Pour beaucoup de Gazaouis, rentrer dans le Nord signifie aussi retrouver les membres de leur famille ou des proches qui ont refusé de suivre les multiples ordres d’évacuation de l’armée israélienne vers le sud de l’enclave. «Je vais enfin enlacer ma mère, confie Hind Hinawi, 42 ans, une infirmière, lors d’un appel téléphonique, voix fluette, visiblement à fleur de peau. Elle est âgée et elle avait décidé qu’elle ne partirait pas car elle ne pouvait pas beaucoup marcher. Penser au moment où je vais la revoir, c’est indescriptible. »

Parfois, les retrouvailles ont eu lieu à mi-chemin, sur la route du corridor de Netzarim, dès la réouverture. Une zone délaissée par les soldats israéliens qui, encore quelques heures plus tôt, ouvraient le feu sur celles et ceux qui cherchaient à la traverser.

La joie au milieu du néant

Mais, alors que les familles se retrouvent, que les larmes coulent, que les embrassades fusent, nul ne peut ignorer les ravages de quinze mois de guerre. Les routes sont bordées de ruines, les drones bourdonnent encore au-dessus des têtes. Beaucoup découvrent une dévastation qu’ils n’avaient vue jusqu’ici qu’à travers les réseaux sociaux.

«Des quartiers entiers ont été rasés, décrit Maha Hussein d’une voix presque mécanique, comme si l’information n’était pas encore parvenue à son esprit. Parfois, on ne sait même plus où on est, ni même où se trouve tel ou tel quartier, car nous avons perdu tous nos points de repère. Tout a été réduit à l’état de gravats. » Cette défenseuse des droits de l’homme d’une trentaine d’années a été déplacée de force pendant la quasi-totalité de la guerre : elle a vécu dans trois abris du centre et du sud de la bande de Gaza, et raconte par téléphone sa sensation d’avoir été chaque seconde un peu plus proche de la mort que d’un potentiel retour dans sa maison, qu’elle a dû abandonner le 13 octobre 2023.

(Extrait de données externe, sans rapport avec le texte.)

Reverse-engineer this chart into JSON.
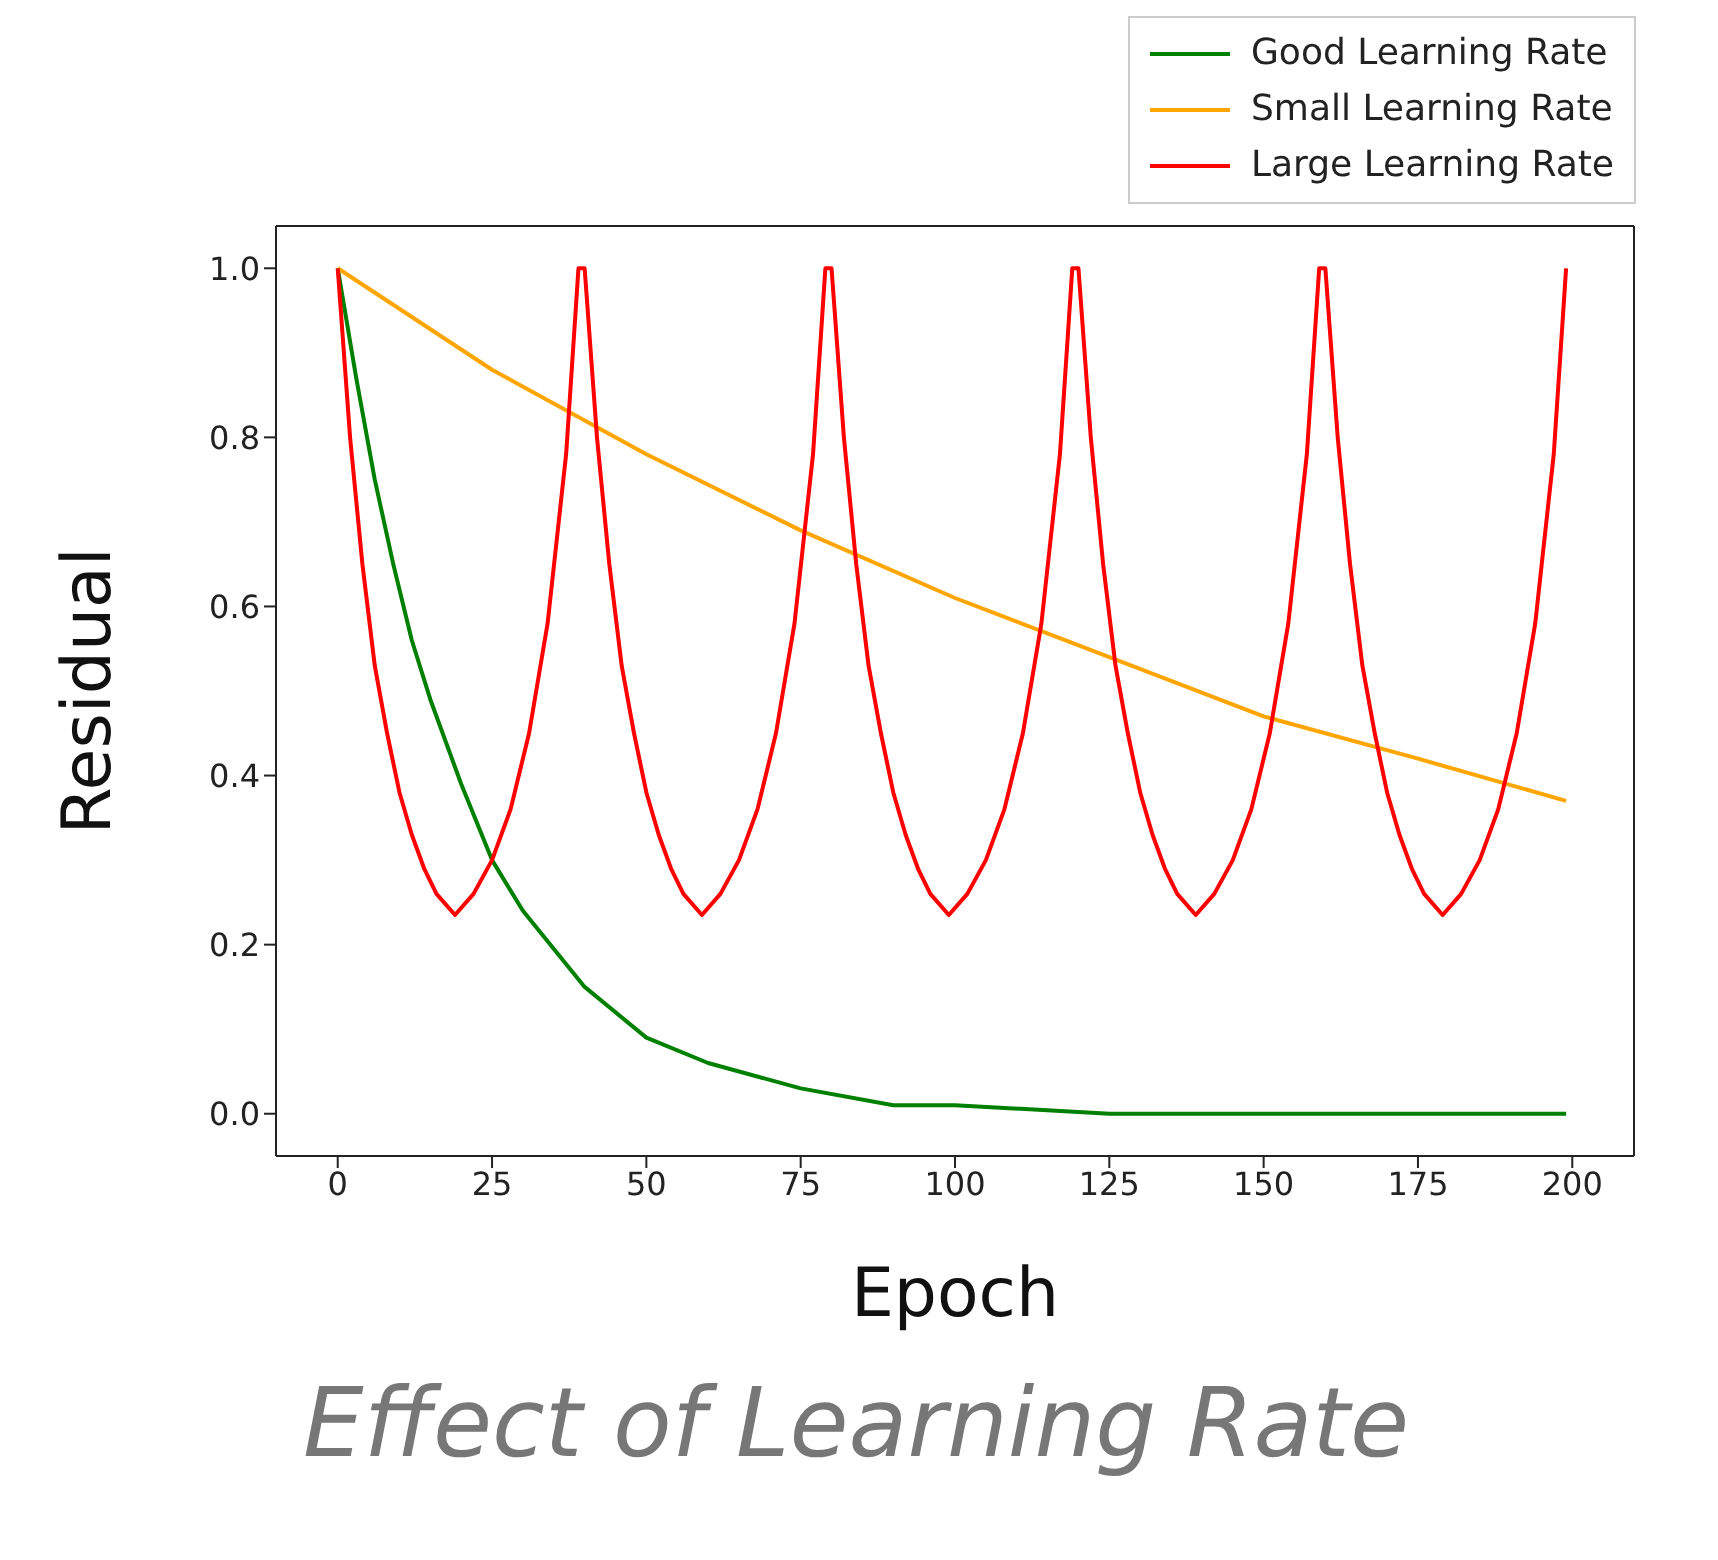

Les Gazaouis ont tenu en s’accrochant à l’idée de rentrer.

M. Hussein

Elle le précise, elle a gardé ses clés. Référence à la Nakba – « catastrophe » en arabe –, le déplacement forcé de plus de 750 000 Palestiniens lors de la création de l’État d’Israël en 1948. Nombre d’entre eux ont conservé, depuis, les clés de leur maison, où leurs descendants espèrent encore revenir. «Je les ai toujours gardées avec moi, un peu comme si je me disais que je pourrais en avoir besoin, poursuit Maha. C’est incroyable, mais les Gazaouis ont tenu en s’accrochant à l’idée de rentrer, malgré ces quinze mois de bombardements, de famine, de massacre et de destruction totale. Le retour, c’est un moment chargé de symboles et emblématique pour notre peuple. Les gens priaient d’abord pour rentrer chez eux, et ensuite pour survivre à ce génocide. »

Nombreux sont ceux qui regrettent, a posteriori, d’avoir quitté leur domicile du nord de l’enclave. « Nous ne voulons plus subir un nouveau déplacement, nous avons appris de nos erreurs. Peu importe ce qui arrive, nous resterons chez nous », écrit dans un texto Khaled Bassam, ex-déplacé à Khan Younès, s’excusant de ne pas avoir le temps de répondre, trop occupé à rassembler ses affaires – ou du moins ce qu’il en reste – avant de revenir dans la ville de Gaza.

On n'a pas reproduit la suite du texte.